Arterial transit time was estimated from multiple postlabel delay pseudocontinuous arterial spin-labeling images obtained from 29 men with coronary artery disease. Tests of memory, attention, processing speed, and executive function were administered. Principal component analysis was used to create separate models of cognition and vascular risk, which were related to brain regions through voxelwise analyses of arterial transit time maps.

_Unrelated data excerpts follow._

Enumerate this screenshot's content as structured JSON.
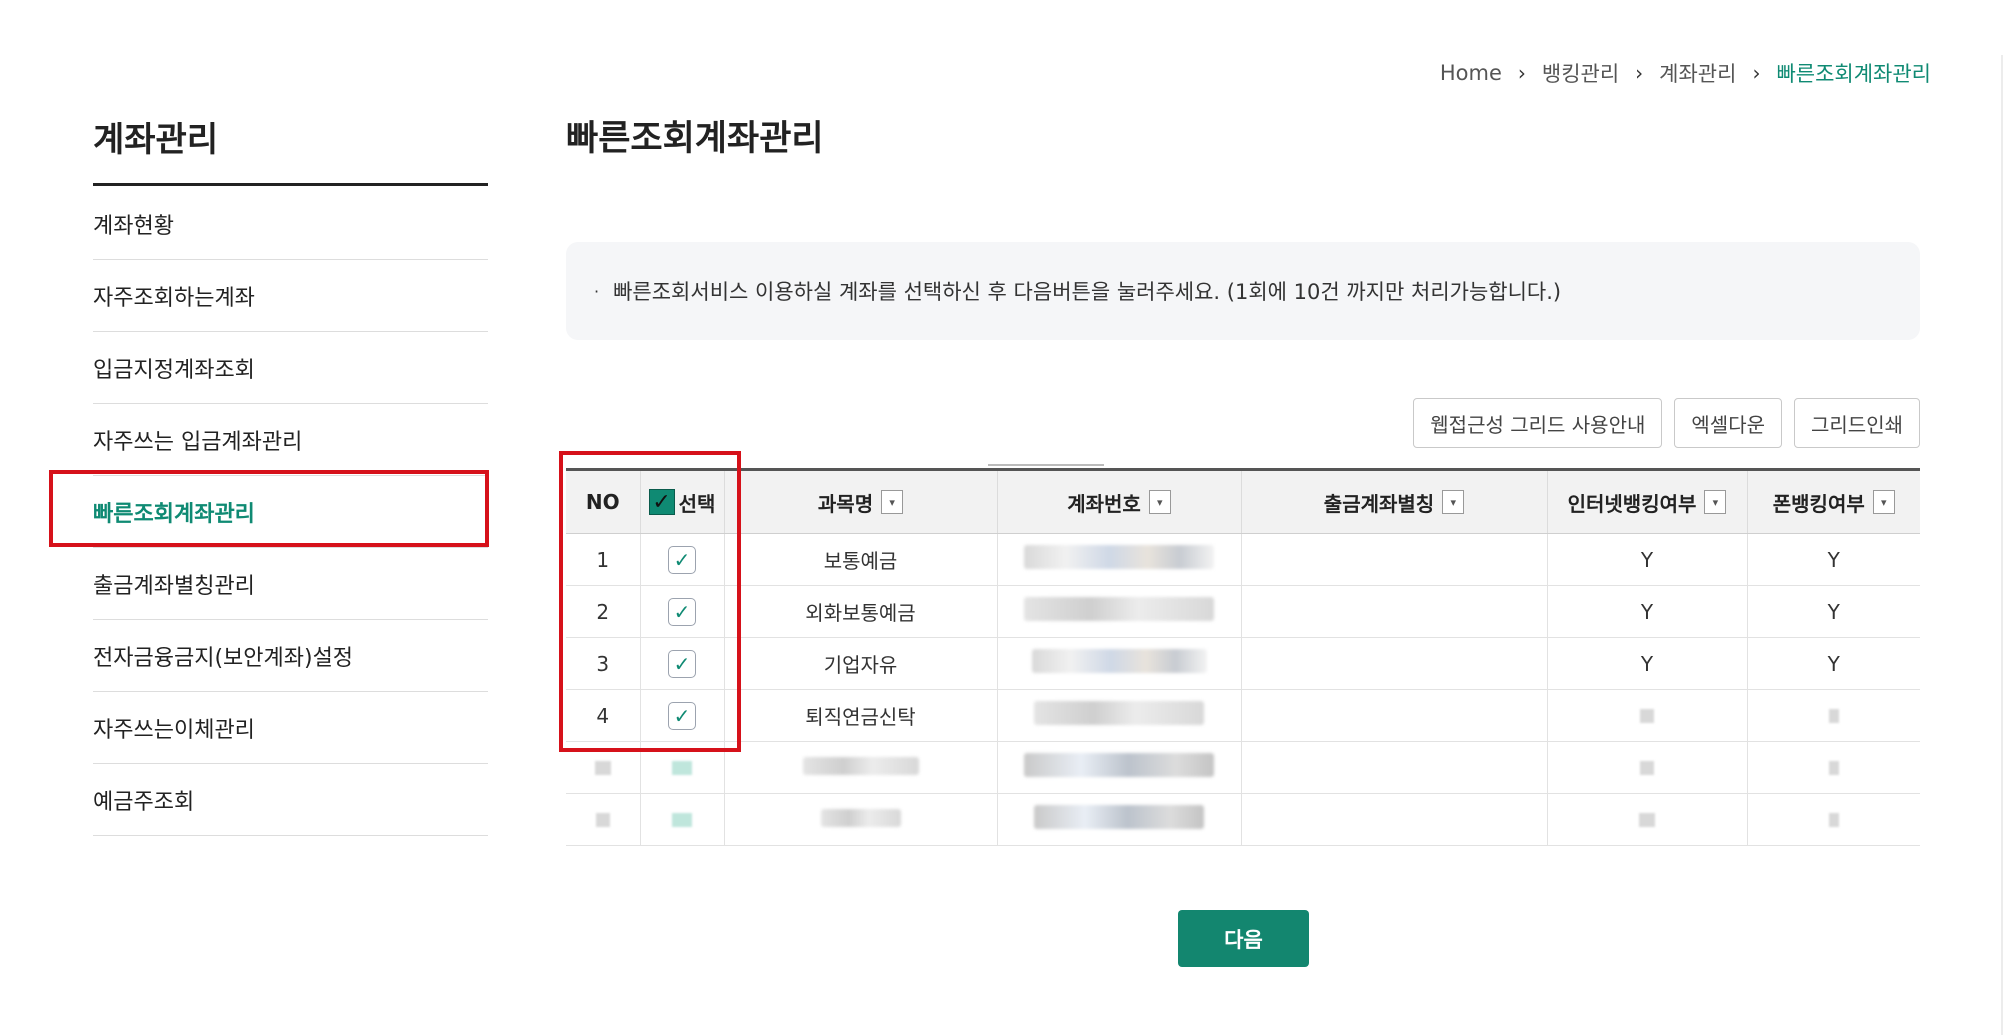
{
  "breadcrumb": {
    "items": [
      "Home",
      "뱅킹관리",
      "계좌관리"
    ],
    "current": "빠른조회계좌관리"
  },
  "sidebar": {
    "title": "계좌관리",
    "items": [
      {
        "label": "계좌현황"
      },
      {
        "label": "자주조회하는계좌"
      },
      {
        "label": "입금지정계좌조회"
      },
      {
        "label": "자주쓰는 입금계좌관리"
      },
      {
        "label": "빠른조회계좌관리",
        "active": true
      },
      {
        "label": "출금계좌별칭관리"
      },
      {
        "label": "전자금융금지(보안계좌)설정"
      },
      {
        "label": "자주쓰는이체관리"
      },
      {
        "label": "예금주조회"
      }
    ]
  },
  "main": {
    "title": "빠른조회계좌관리",
    "notice_bullet": "·",
    "notice": "빠른조회서비스 이용하실 계좌를 선택하신 후 다음버튼을 눌러주세요. (1회에 10건 까지만 처리가능합니다.)",
    "buttons": {
      "accessibility": "웹접근성 그리드 사용안내",
      "excel": "엑셀다운",
      "print": "그리드인쇄"
    },
    "next_button": "다음"
  },
  "grid": {
    "columns": {
      "no": "NO",
      "select": "선택",
      "subject": "과목명",
      "account": "계좌번호",
      "alias": "출금계좌별칭",
      "internet": "인터넷뱅킹여부",
      "phone": "폰뱅킹여부"
    },
    "header_check_glyph": "✓",
    "row_check_glyph": "✓",
    "filter_glyph": "▾",
    "rows": [
      {
        "no": "1",
        "subject": "보통예금",
        "internet": "Y",
        "phone": "Y",
        "checked": true
      },
      {
        "no": "2",
        "subject": "외화보통예금",
        "internet": "Y",
        "phone": "Y",
        "checked": true
      },
      {
        "no": "3",
        "subject": "기업자유",
        "internet": "Y",
        "phone": "Y",
        "checked": true
      },
      {
        "no": "4",
        "subject": "퇴직연금신탁",
        "internet": "",
        "phone": "",
        "checked": true
      },
      {
        "no": "",
        "subject": "",
        "internet": "",
        "phone": "",
        "checked": false,
        "obscured": true
      },
      {
        "no": "",
        "subject": "",
        "internet": "",
        "phone": "",
        "checked": false,
        "obscured": true
      }
    ]
  },
  "colors": {
    "accent": "#13866f",
    "highlight": "#d6111a"
  }
}
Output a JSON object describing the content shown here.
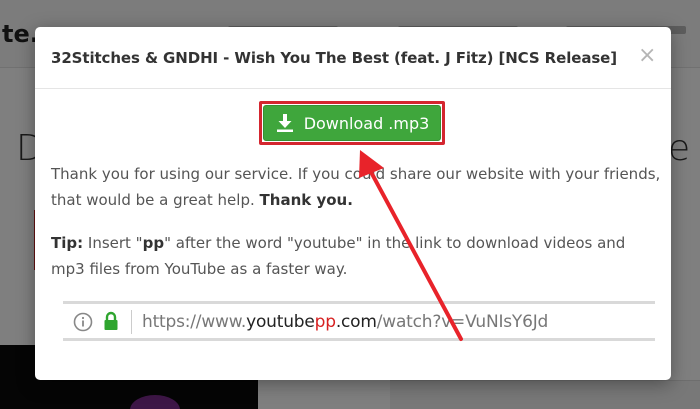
{
  "background": {
    "logo_text": "te.c",
    "left_char": "D",
    "right_char": "e"
  },
  "modal": {
    "title": "32Stitches & GNDHI - Wish You The Best (feat. J Fitz) [NCS Release]",
    "close_label": "×",
    "download_button": {
      "label": "Download .mp3",
      "icon": "download-icon",
      "color": "#3fa63c",
      "highlight_color": "#d4262f"
    },
    "message": {
      "text": "Thank you for using our service. If you could share our website with your friends, that would be a great help.",
      "bold": "Thank you."
    },
    "tip": {
      "label": "Tip:",
      "text_1": "Insert \"",
      "keyword": "pp",
      "text_2": "\" after the word \"youtube\" in the link to download videos and mp3 files from YouTube as a faster way."
    },
    "example_url": {
      "prefix": "https://www.",
      "domain": "youtube",
      "insert": "pp",
      "tld": ".com",
      "path": "/watch?v=VuNIsY6Jd",
      "icons": [
        "info-icon",
        "lock-icon"
      ]
    }
  },
  "annotation": {
    "arrow_color": "#e8232a"
  }
}
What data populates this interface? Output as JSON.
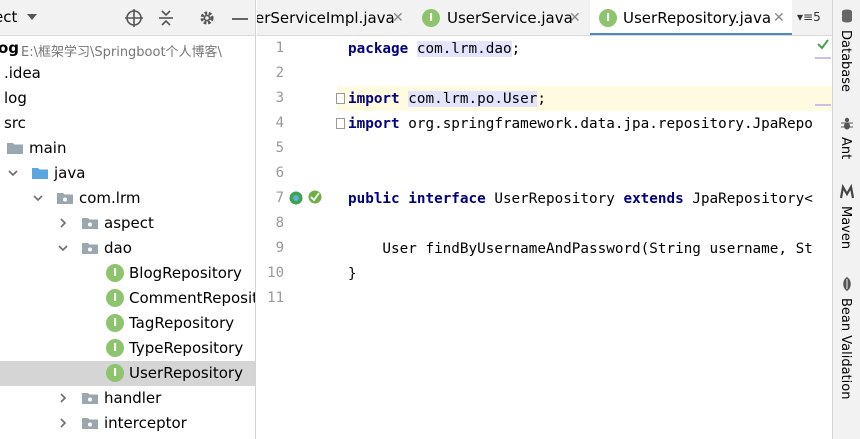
{
  "project": {
    "header": {
      "title": "ect"
    },
    "root": {
      "label": "og",
      "path": "E:\\框架学习\\Springboot个人博客\\"
    },
    "tree": [
      {
        "label": ".idea"
      },
      {
        "label": "log"
      },
      {
        "label": "src"
      },
      {
        "label": "main"
      },
      {
        "label": "java"
      },
      {
        "label": "com.lrm"
      },
      {
        "label": "aspect"
      },
      {
        "label": "dao"
      },
      {
        "label": "BlogRepository"
      },
      {
        "label": "CommentReposit"
      },
      {
        "label": "TagRepository"
      },
      {
        "label": "TypeRepository"
      },
      {
        "label": "UserRepository"
      },
      {
        "label": "handler"
      },
      {
        "label": "interceptor"
      }
    ],
    "interface_letter": "I"
  },
  "tabs": [
    {
      "label": "erServiceImpl.java",
      "close": "✕"
    },
    {
      "label": "UserService.java",
      "close": "✕"
    },
    {
      "label": "UserRepository.java",
      "close": "✕"
    }
  ],
  "tab_overflow": "▾≡5",
  "editor": {
    "line_numbers": [
      "1",
      "2",
      "3",
      "4",
      "5",
      "6",
      "7",
      "8",
      "9",
      "10",
      "11"
    ],
    "code": {
      "l1_kw": "package",
      "l1_pkg": "com.lrm.dao",
      "l1_semi": ";",
      "l3_kw": "import",
      "l3_pkg": "com.lrm.po.User",
      "l3_semi": ";",
      "l4_kw": "import",
      "l4_rest": "org.springframework.data.jpa.repository.JpaRepo",
      "l7_kw1": "public",
      "l7_kw2": "interface",
      "l7_name": "UserRepository",
      "l7_kw3": "extends",
      "l7_rest": "JpaRepository<",
      "l9": "    User findByUsernameAndPassword(String username, St",
      "l10": "}"
    }
  },
  "tool_strip": {
    "items": [
      "Database",
      "Ant",
      "Maven",
      "Bean Validation"
    ]
  },
  "colors": {
    "keyword": "#000080",
    "interface_icon": "#8dc46d",
    "active_tab_underline": "#4a88c7",
    "selection": "#d5d5d5"
  }
}
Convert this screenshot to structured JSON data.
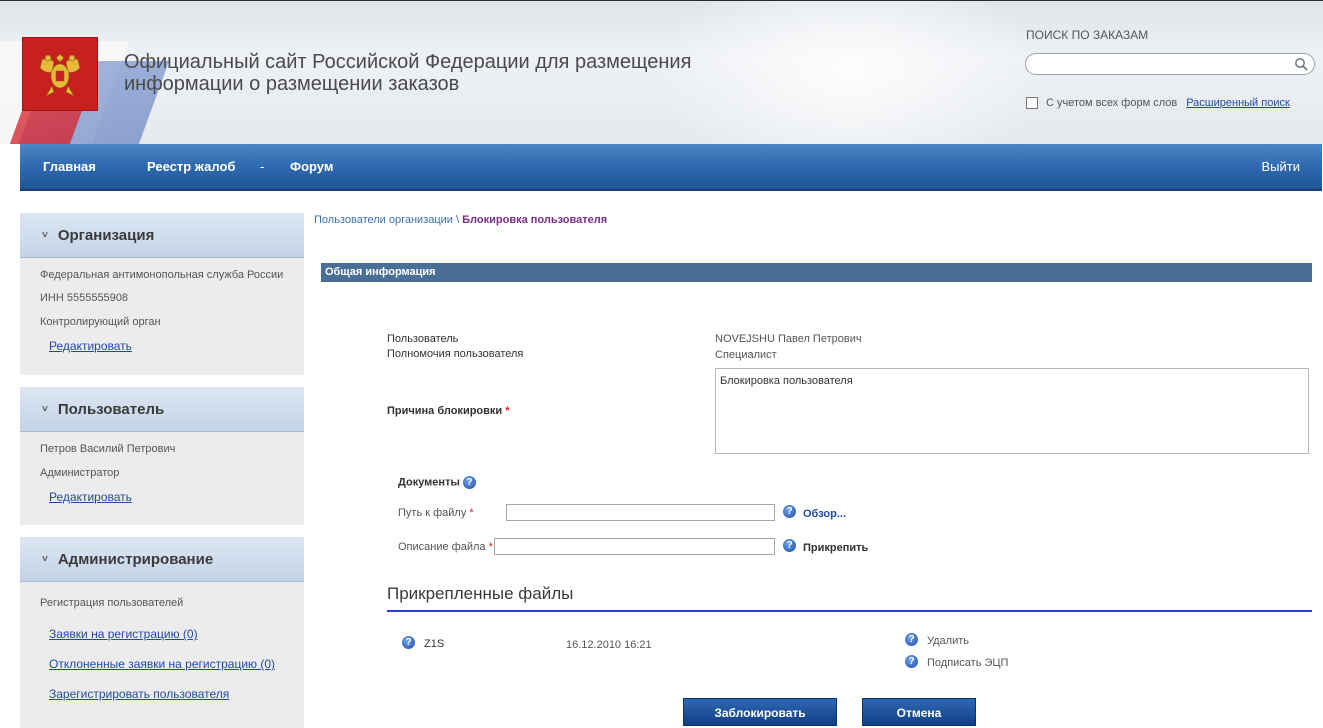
{
  "header": {
    "title_line1": "Официальный сайт Российской Федерации для размещения",
    "title_line2": "информации о размещении заказов",
    "search_label": "ПОИСК ПО ЗАКАЗАМ",
    "search_value": "",
    "all_forms_label": "С учетом всех форм слов",
    "advanced_search": "Расширенный поиск"
  },
  "nav": {
    "home": "Главная",
    "complaints": "Реестр жалоб",
    "complaints_arrow": "-",
    "forum": "Форум",
    "logout": "Выйти"
  },
  "sidebar": {
    "organization": {
      "title": "Организация",
      "name": "Федеральная антимонопольная служба России",
      "inn": "ИНН 5555555908",
      "role": "Контролирующий орган",
      "edit": "Редактировать"
    },
    "user": {
      "title": "Пользователь",
      "name": "Петров Василий Петрович",
      "role": "Администратор",
      "edit": "Редактировать"
    },
    "admin": {
      "title": "Администрирование",
      "section": "Регистрация пользователей",
      "links": [
        "Заявки на регистрацию (0)",
        "Отклоненные заявки на регистрацию (0)",
        "Зарегистрировать пользователя"
      ]
    }
  },
  "breadcrumb": {
    "parent": "Пользователи организации",
    "separator": "\\",
    "current": "Блокировка пользователя"
  },
  "main": {
    "section_title": "Общая информация",
    "user_label": "Пользователь",
    "user_value": "NOVEJSHU Павел Петрович",
    "rights_label": "Полномочия пользователя",
    "rights_value": "Специалист",
    "reason_label": "Причина блокировки",
    "reason_value": "Блокировка пользователя",
    "required_mark": "*",
    "documents_label": "Документы",
    "file_path_label": "Путь к файлу",
    "file_path_value": "",
    "browse": "Обзор...",
    "file_desc_label": "Описание файла",
    "file_desc_value": "",
    "attach": "Прикрепить",
    "attached_title": "Прикрепленные файлы",
    "files": [
      {
        "name": "Z1S",
        "date": "16.12.2010 16:21"
      }
    ],
    "delete": "Удалить",
    "sign": "Подписать ЭЦП",
    "block_button": "Заблокировать",
    "cancel_button": "Отмена"
  },
  "icons": {
    "help": "?",
    "chevron": "˅"
  },
  "colors": {
    "nav_blue": "#2f6aaf",
    "section_bar": "#4a6f96",
    "link": "#1f4aa8",
    "required": "#e0201e",
    "emblem_red": "#c8201f"
  }
}
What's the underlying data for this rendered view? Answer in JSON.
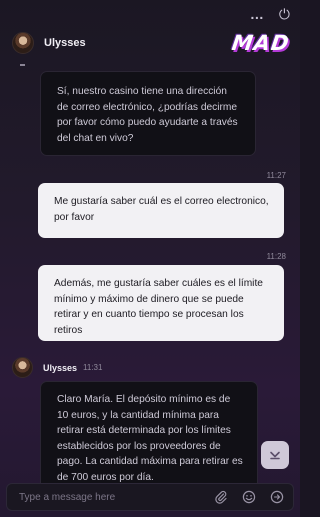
{
  "window": {
    "more_glyph": "…",
    "minimize_glyph": "⏻"
  },
  "header": {
    "agent_name": "Ulysses",
    "brand": "MAD"
  },
  "messages": [
    {
      "sender": "agent",
      "text": "Sí, nuestro casino tiene una dirección de correo electrónico, ¿podrías decirme por favor cómo puedo ayudarte a través del chat en vivo?"
    },
    {
      "sender": "user",
      "time": "11:27",
      "text": "Me gustaría saber cuál es el correo electronico, por favor"
    },
    {
      "sender": "user",
      "time": "11:28",
      "text": "Además, me gustaría saber cuáles es el límite mínimo y máximo de dinero que se puede retirar y en cuanto tiempo se procesan los retiros"
    },
    {
      "sender": "agent",
      "sender_name": "Ulysses",
      "time": "11:31",
      "text": "Claro María. El depósito mínimo es de 10 euros, y la cantidad mínima para retirar está determinada por los límites establecidos por los proveedores de pago. La cantidad máxima para retirar es de 700 euros por día."
    }
  ],
  "composer": {
    "placeholder": "Type a message here"
  },
  "colors": {
    "accent": "#b43ad8",
    "agent_bubble": "#111016",
    "user_bubble": "#f2f1f4"
  }
}
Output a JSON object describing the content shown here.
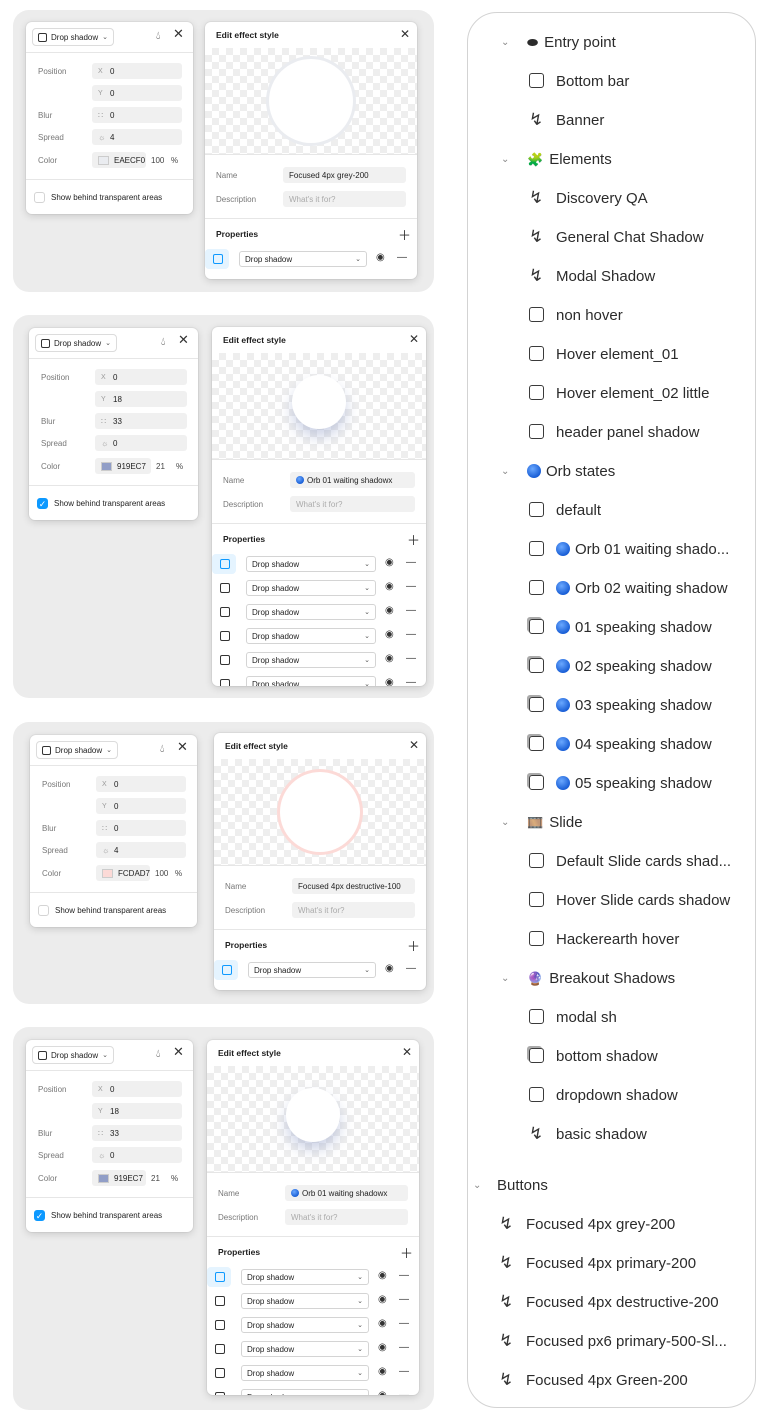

Principal component analysis identified 2 components of vascular risk: 1) "pressor" (age, systolic blood pressure, and pulse pressure) and 2) "obesity" (body fat percentage and body mass index). Obesity was inversely related to arterial transit time in the posterior cingulate, precuneus, lateral occipital cortices, middle temporal gyrus, and frontal pole (P corrected < .05), whereas pressor was not significant. Cognitive scores were factored into a single component. Poor performance was inversely related to precuneus arterial transit time (P corrected < .05). The average arterial transit time in regions identified by obesity was associated with poorer cognitive function (r(2) = 0.21, t = -2.65, P = .01).
Altered cerebral hemodynamics, notably in nodal structures of the default mode network, may be one way that vascular risk factors impact cognition in patients with coronary artery disease.